Sexual deceit, pressed flowers and Victorian bee collectors are combined in new scientific research which demonstrates for the first time that climate change threatens flower pollination, which underpins much of the world’s food production.
The work used museum records stretching back to 1848 to show that the early spider orchid and the miner bee on which it depends for reproduction have become increasingly out of sync as spring temperatures rise due to global warming.
The orchid resembles a female miner bee and exudes the same sex pheromone to seduce the male bee into “pseudocopulation” with the flower, an act which also achieves pollination.
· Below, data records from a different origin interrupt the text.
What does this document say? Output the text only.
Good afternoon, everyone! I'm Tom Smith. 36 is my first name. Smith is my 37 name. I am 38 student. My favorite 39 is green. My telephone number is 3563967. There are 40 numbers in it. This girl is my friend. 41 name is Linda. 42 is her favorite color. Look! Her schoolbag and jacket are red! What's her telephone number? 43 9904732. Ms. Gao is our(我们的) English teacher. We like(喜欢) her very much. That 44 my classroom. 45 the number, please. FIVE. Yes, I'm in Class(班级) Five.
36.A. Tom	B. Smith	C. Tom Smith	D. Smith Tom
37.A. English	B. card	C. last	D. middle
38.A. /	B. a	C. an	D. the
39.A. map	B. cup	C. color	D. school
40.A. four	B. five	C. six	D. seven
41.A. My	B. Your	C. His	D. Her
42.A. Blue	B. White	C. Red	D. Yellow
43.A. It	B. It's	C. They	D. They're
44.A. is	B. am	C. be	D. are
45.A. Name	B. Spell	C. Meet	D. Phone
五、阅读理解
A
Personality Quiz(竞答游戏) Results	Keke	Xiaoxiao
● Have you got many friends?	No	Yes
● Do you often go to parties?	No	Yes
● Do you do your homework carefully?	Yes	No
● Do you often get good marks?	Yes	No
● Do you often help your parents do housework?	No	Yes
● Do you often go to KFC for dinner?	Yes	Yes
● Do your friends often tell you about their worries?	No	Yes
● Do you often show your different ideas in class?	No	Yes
The orchids have evolved to flower at the same time as the bee emerges.
But while rising temperatures cause both the orchid and the bee to flower or fly earlier in the spring, the bees are affected much more, which leads to a mismatch.
“We have shown that plants and their pollinators show different responses to climate change and that warming will widen the timeline between bees and flowers emerging,” said Dr Karen Robbirt, at the Royal Botanic Gardens, Kew and the University of East Anglia (UEA). “If replicated in less specific systems, this could have severe implications for crop productivity.”
She said the research, published in Current Biology on Thursday, is “the first clear example, supported by long-term data, of the potential for climate change to disrupt critical [pollination] relationships between species.”
Three-quarters of all food crops rely on pollination, and bees and other pollinators have already suffered heavily in recent decades from disease, pesticide use and the widespread loss of the flowery habitats on which they feed. In the UK alone, the free fertilisation provided by pollinators is estimated to be worth £430m a year to farmers.